Rachel Lane, Director Customer Analytics EMEA bei Verint, ergänzt: »Die internationale Umfrage zeigt, dass Unternehmen teilweise in andere Kanäle investieren als diejenigen, die Kunden bevorzugt nutzen. Unternehmen, die den Bedarf und die Wünsche ihrer Kunden in den verschiedenen Situationen beim Einkauf und im Service verstehen, können sie an der richtigen Stelle abholen, entweder persönlich oder über einen digitalen Kanal.«

[1] Die Studie im Auftrag von Verint wurde in Zusammenarbeit mit Opinium Research LLP durchgeführt, einem Marktforschungsunternehmen aus Großbritannien. Während der Feldphase vom 23. Juni bis zum 20. Juli 2016 wurden insgesamt 24.001 Verbraucher in den folgenden Ländern befragt: Australien (2.000), Brasilien (2.000), Deutschland (2.000), Frankreich (2.000), Großbritannien (2.001), Indien (2.000), Japan (2.000), Mexiko (2.000), Neuseeland (2.000), Niederlande (2.000), Süd-Afrika (2.000) und USA (2.000). Die Umfrage wurde online und in der jeweiligen Landessprache durchgeführt. Die Teilnehmer erhielten einen Anreiz, um teilzunehmen.

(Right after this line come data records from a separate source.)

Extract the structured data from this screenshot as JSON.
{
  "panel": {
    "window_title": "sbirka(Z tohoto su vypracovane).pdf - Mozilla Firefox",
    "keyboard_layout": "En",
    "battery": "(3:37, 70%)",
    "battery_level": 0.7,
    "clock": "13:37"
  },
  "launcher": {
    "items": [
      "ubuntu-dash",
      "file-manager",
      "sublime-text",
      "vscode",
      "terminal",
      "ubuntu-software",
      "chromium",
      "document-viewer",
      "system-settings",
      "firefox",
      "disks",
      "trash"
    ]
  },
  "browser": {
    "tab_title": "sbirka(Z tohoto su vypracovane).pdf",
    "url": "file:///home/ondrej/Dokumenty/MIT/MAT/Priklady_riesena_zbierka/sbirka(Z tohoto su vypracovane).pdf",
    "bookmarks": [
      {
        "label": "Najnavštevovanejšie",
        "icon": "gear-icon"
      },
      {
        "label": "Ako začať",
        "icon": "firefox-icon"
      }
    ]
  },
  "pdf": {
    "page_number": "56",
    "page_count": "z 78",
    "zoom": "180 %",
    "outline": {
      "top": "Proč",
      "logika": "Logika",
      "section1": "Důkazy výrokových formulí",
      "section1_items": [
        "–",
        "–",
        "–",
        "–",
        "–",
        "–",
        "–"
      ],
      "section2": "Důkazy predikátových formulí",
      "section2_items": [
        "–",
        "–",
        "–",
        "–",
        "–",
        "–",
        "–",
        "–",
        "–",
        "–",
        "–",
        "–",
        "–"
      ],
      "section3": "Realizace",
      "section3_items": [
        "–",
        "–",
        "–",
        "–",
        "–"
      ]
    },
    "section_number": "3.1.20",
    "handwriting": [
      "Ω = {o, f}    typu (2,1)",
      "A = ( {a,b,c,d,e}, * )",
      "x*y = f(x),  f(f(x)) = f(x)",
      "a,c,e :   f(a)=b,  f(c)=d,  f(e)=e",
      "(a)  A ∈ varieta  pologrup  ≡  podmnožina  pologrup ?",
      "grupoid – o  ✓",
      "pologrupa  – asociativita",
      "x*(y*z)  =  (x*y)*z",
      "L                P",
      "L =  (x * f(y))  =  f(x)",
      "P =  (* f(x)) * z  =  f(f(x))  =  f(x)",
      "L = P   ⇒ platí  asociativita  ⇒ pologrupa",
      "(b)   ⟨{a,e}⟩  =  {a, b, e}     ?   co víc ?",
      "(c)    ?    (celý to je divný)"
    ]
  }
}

Weiterführende Informationen
Im Rahmen der Studie arbeitete Verint mit dem Marktforschungsunternehmen und Analysten IDC zusammen. Der aus der Kooperation entstandene Bericht »Trendwende: Haben traditionelle Kommunikationskanäle im Kundenservice ausgedient?« kann unter https://www.verint.com/trendwende heruntergeladen werden. Er beinhaltet Erkenntnisse, Methoden und Rat für Unternehmen in Bezug auf die Kommunikationskanäle und -methoden, die Verbrauchern am wichtigsten sind. Darüber hinaus beleuchtet er, worin sich verschiedene Service-Situationen sowie Branchen, Länder und Altersgruppen unterscheiden.
Darüber hinaus sprechen Dave Capuano von Verint und Mary Wardley, Vice President, Enterprise Applications und CRM Software bei IDC in einem Webinar am 15. November 2016 in einem Webinar über die Ergebnisse der Studie. Weitere Inhalte sind die Bedeutung, die das Verständnis der Kunden-Präferenzen hat, und die Verbesserung des Service-Erlebnisses im digitalen Zeitalter.